Author Contributions

Conceptualization, L.T.M., E.F.D.C. and C.S.P.L.; methodology, L.T.M., E.F.D.C., B.F.C., G.J.L. and L.C.; software, L.T.M. and G.J.L.; validation, C.T.C., A.M.C. and C.S.P.L.; formal analysis, L.T.M. and E.F.D.C.; investigation, E.F.D.C. and L.C.; writing—original draft preparation, L.T.M., E.F.D.C. and B.F.C.; writing—review and editing, L.C., C.T.C., A.M.C. and C.S.P.L.; supervision, C.T.C., A.M.C. and C.S.P.L.; project administration, C.S.P.L.; funding acquisition, G.J.L. and C.S.P.L. All authors have read and agreed to the published version of the manuscript.

Institutional Review Board Statement

The study was conducted in accordance with the Declaration of Helsinki and approved by the Institutional Ethics Committee from the State University of Campinas—UNICAMP (Protocol numbers 274/2011 and 62870722.1.0000.5404).
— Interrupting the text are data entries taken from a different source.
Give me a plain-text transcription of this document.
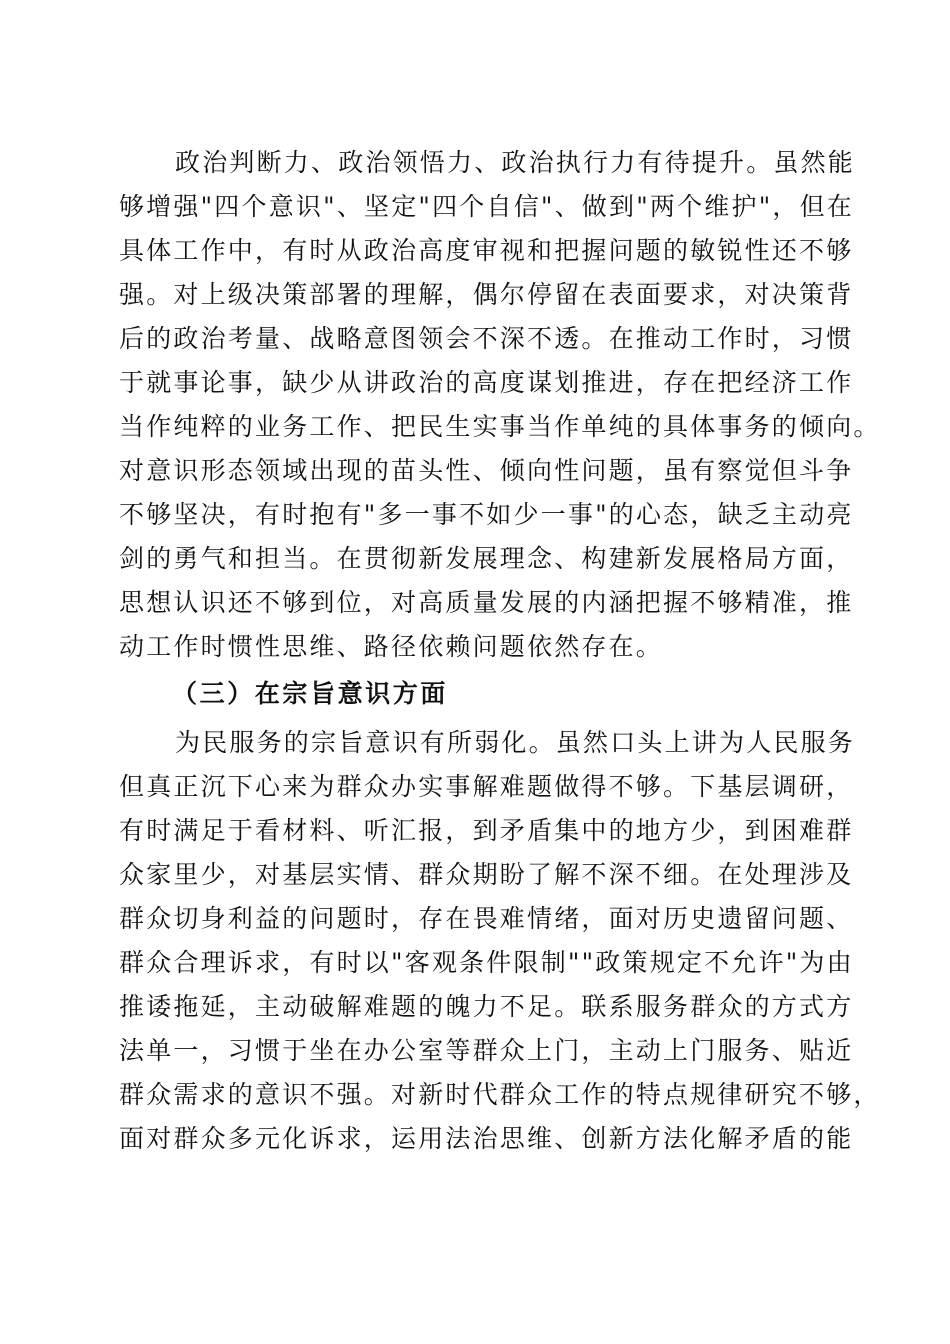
政治判断力、政治领悟力、政治执行力有待提升。虽然能
够增强"四个意识"、坚定"四个自信"、做到"两个维护"，但在
具体工作中，有时从政治高度审视和把握问题的敏锐性还不够
强。对上级决策部署的理解，偶尔停留在表面要求，对决策背
后的政治考量、战略意图领会不深不透。在推动工作时，习惯
于就事论事，缺少从讲政治的高度谋划推进，存在把经济工作
当作纯粹的业务工作、把民生实事当作单纯的具体事务的倾向。
对意识形态领域出现的苗头性、倾向性问题，虽有察觉但斗争
不够坚决，有时抱有"多一事不如少一事"的心态，缺乏主动亮
剑的勇气和担当。在贯彻新发展理念、构建新发展格局方面，
思想认识还不够到位，对高质量发展的内涵把握不够精准，推
动工作时惯性思维、路径依赖问题依然存在。
（三）在宗旨意识方面
为民服务的宗旨意识有所弱化。虽然口头上讲为人民服务
但真正沉下心来为群众办实事解难题做得不够。下基层调研，
有时满足于看材料、听汇报，到矛盾集中的地方少，到困难群
众家里少，对基层实情、群众期盼了解不深不细。在处理涉及
群众切身利益的问题时，存在畏难情绪，面对历史遗留问题、
群众合理诉求，有时以"客观条件限制""政策规定不允许"为由
推诿拖延，主动破解难题的魄力不足。联系服务群众的方式方
法单一，习惯于坐在办公室等群众上门，主动上门服务、贴近
群众需求的意识不强。对新时代群众工作的特点规律研究不够，
面对群众多元化诉求，运用法治思维、创新方法化解矛盾的能
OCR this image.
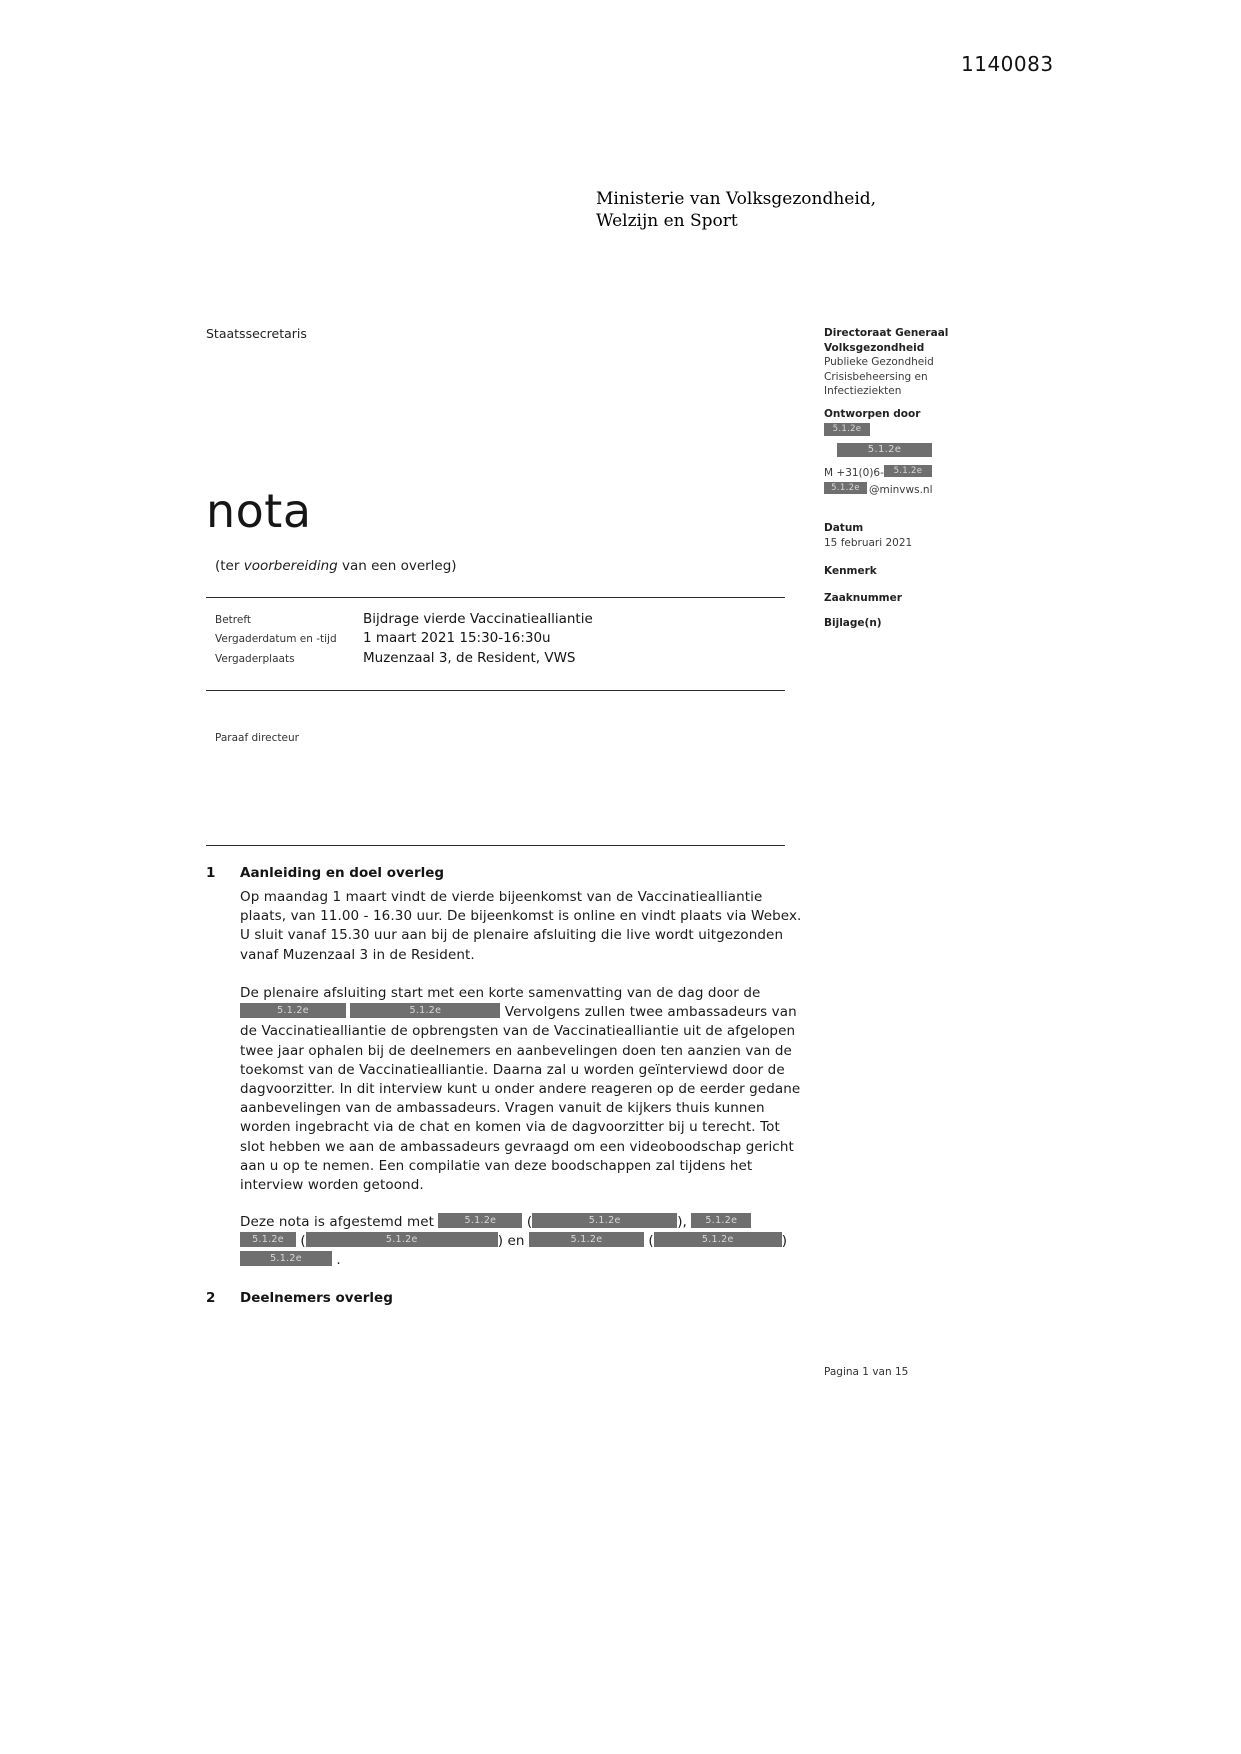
1140083
Ministerie van Volksgezondheid,
Welzijn en Sport
Staatssecretaris	Directoraat Generaal
Volksgezondheid
Publieke Gezondheid
Crisisbeheersing en
Infectieziekten
Ontworpen door
5.1.2e
5.1.2e
M +31(0)6- 5.1.2e
5.1.2e @minvws.nl
Datum
15 februari 2021
Kenmerk
Zaaknummer
Bijlage(n)
nota
(ter voorbereiding van een overleg)
Betreft	Bijdrage vierde Vaccinatiealliantie
Vergaderdatum en -tijd	1 maart 2021 15:30-16:30u
Vergaderplaats	Muzenzaal 3, de Resident, VWS
Paraaf directeur
1	Aanleiding en doel overleg
Op maandag 1 maart vindt de vierde bijeenkomst van de Vaccinatiealliantie plaats, van 11.00 - 16.30 uur. De bijeenkomst is online en vindt plaats via Webex. U sluit vanaf 15.30 uur aan bij de plenaire afsluiting die live wordt uitgezonden vanaf Muzenzaal 3 in de Resident.
De plenaire afsluiting start met een korte samenvatting van de dag door de 5.1.2e	5.1.2e	Vervolgens zullen twee ambassadeurs van de Vaccinatiealliantie de opbrengsten van de Vaccinatiealliantie uit de afgelopen twee jaar ophalen bij de deelnemers en aanbevelingen doen ten aanzien van de toekomst van de Vaccinatiealliantie. Daarna zal u worden geïnterviewd door de dagvoorzitter. In dit interview kunt u onder andere reageren op de eerder gedane aanbevelingen van de ambassadeurs. Vragen vanuit de kijkers thuis kunnen worden ingebracht via de chat en komen via de dagvoorzitter bij u terecht. Tot slot hebben we aan de ambassadeurs gevraagd om een videoboodschap gericht aan u op te nemen. Een compilatie van deze boodschappen zal tijdens het interview worden getoond.
Deze nota is afgestemd met	5.1.2e (	5.1.2e	), 5.1.2e 5.1.2e (	5.1.2e	) en	5.1.2e	(	5.1.2e	) 5.1.2e .
2	Deelnemers overleg
Pagina 1 van 15
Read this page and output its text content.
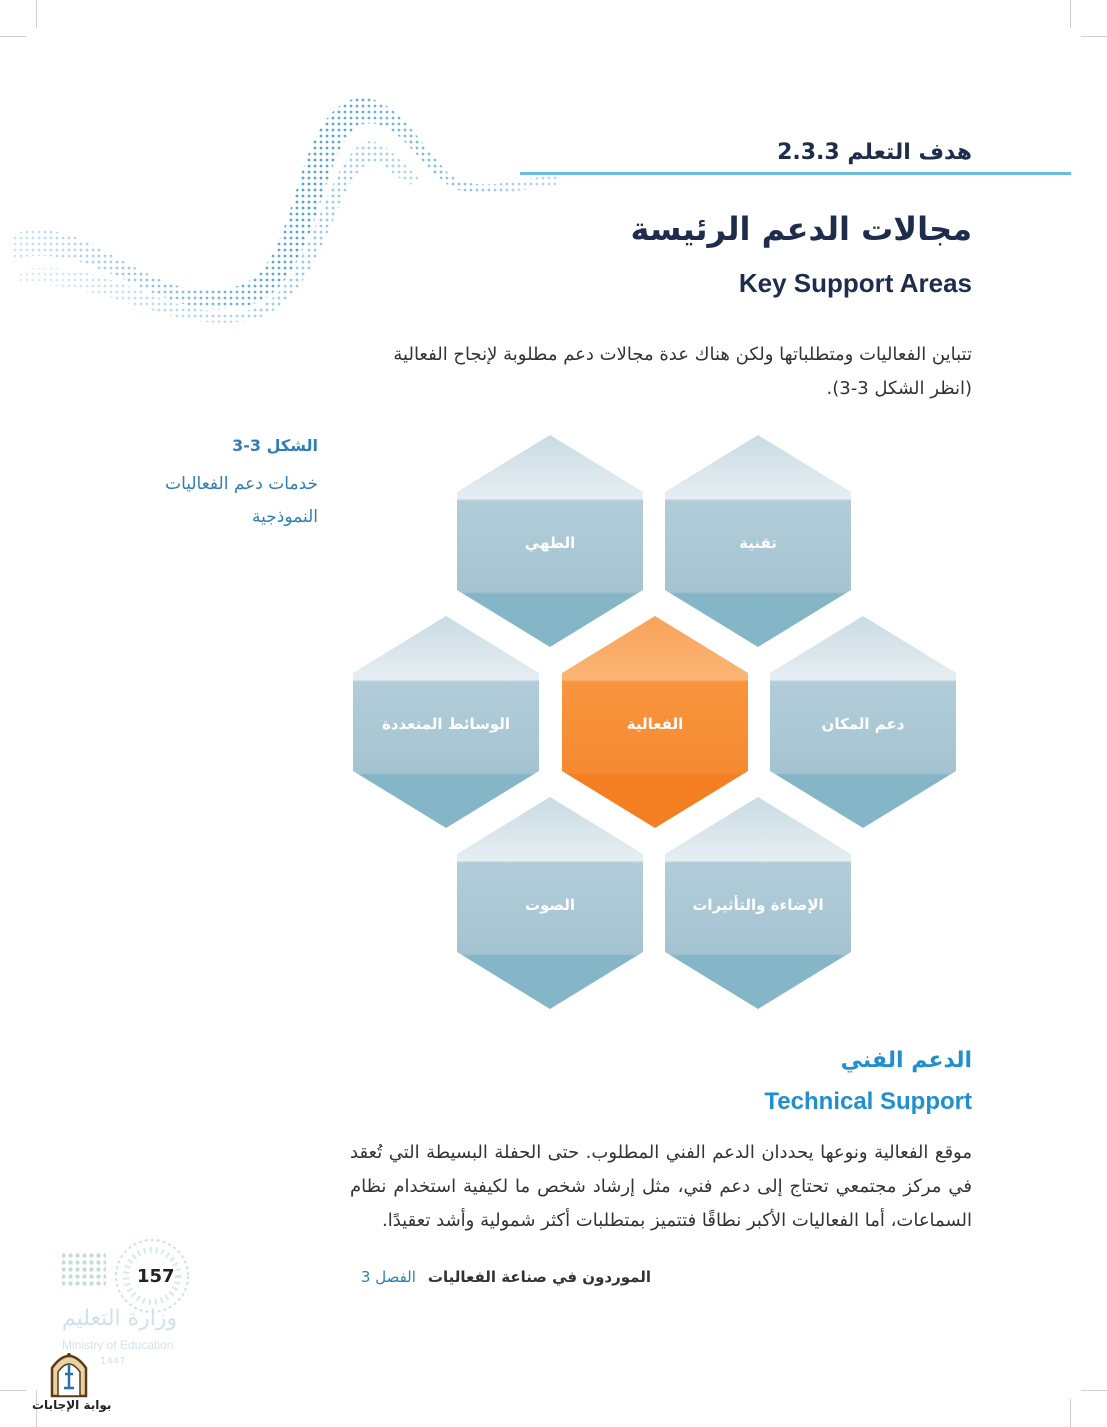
هدف التعلم 2.3.3
مجالات الدعم الرئيسة
Key Support Areas
تتباين الفعاليات ومتطلباتها ولكن هناك عدة مجالات دعم مطلوبة لإنجاح الفعالية
(انظر الشكل 3-3).
الشكل 3-3
خدمات دعم الفعاليات
النموذجية
الطهي	تقنية
الوسائط المتعددة	الفعالية	دعم المكان
الصوت	الإضاءة والتأثيرات
الدعم الفني
Technical Support
موقع الفعالية ونوعها يحددان الدعم الفني المطلوب. حتى الحفلة البسيطة التي تُعقد في مركز مجتمعي تحتاج إلى دعم فني، مثل إرشاد شخص ما لكيفية استخدام نظام السماعات، أما الفعاليات الأكبر نطاقًا فتتميز بمتطلبات أكثر شمولية وأشد تعقيدًا.
الفصل 3 الموردون في صناعة الفعاليات
157
وزارة التعليم
Ministry of Education
1447
بوابة الإجابات
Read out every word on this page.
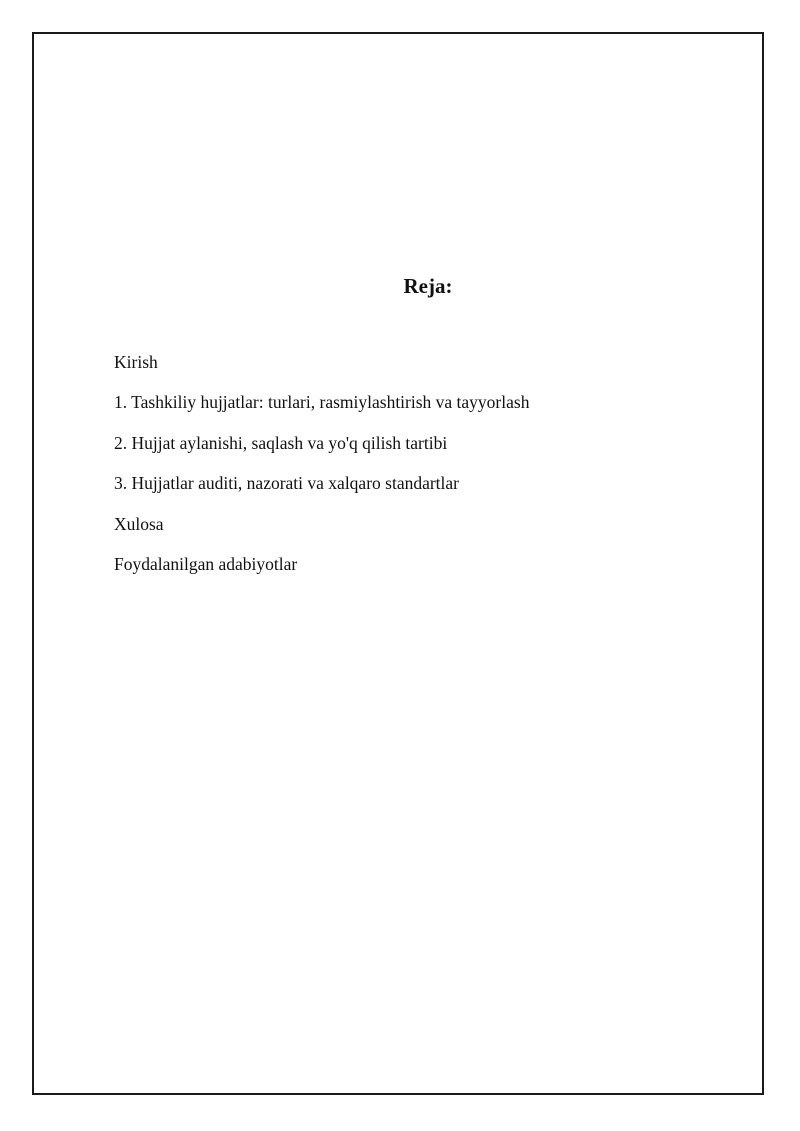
Reja:
Kirish
1. Tashkiliy hujjatlar: turlari, rasmiylashtirish va tayyorlash
2. Hujjat aylanishi, saqlash va yo'q qilish tartibi
3. Hujjatlar auditi, nazorati va xalqaro standartlar
Xulosa
Foydalanilgan adabiyotlar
Informed Consent Statement

Informed consent was obtained from all subjects involved in the study.

Data Availability Statement

The data are not publicly accessible due to privacy and ethical restrictions but can be made available upon request from the corresponding author.

Conflicts of Interest

The authors declare no conflict of interest. The funders had no role in the design of the study; in the collection, analyses, or interpretation of data; in the writing of the manuscript; or in the decision to publish the results.

Funding Statement

This research was funded by Fundação de Amparo a Pesquisa do Estado de São Paulo (FAPESP), grant number 12/01807-2.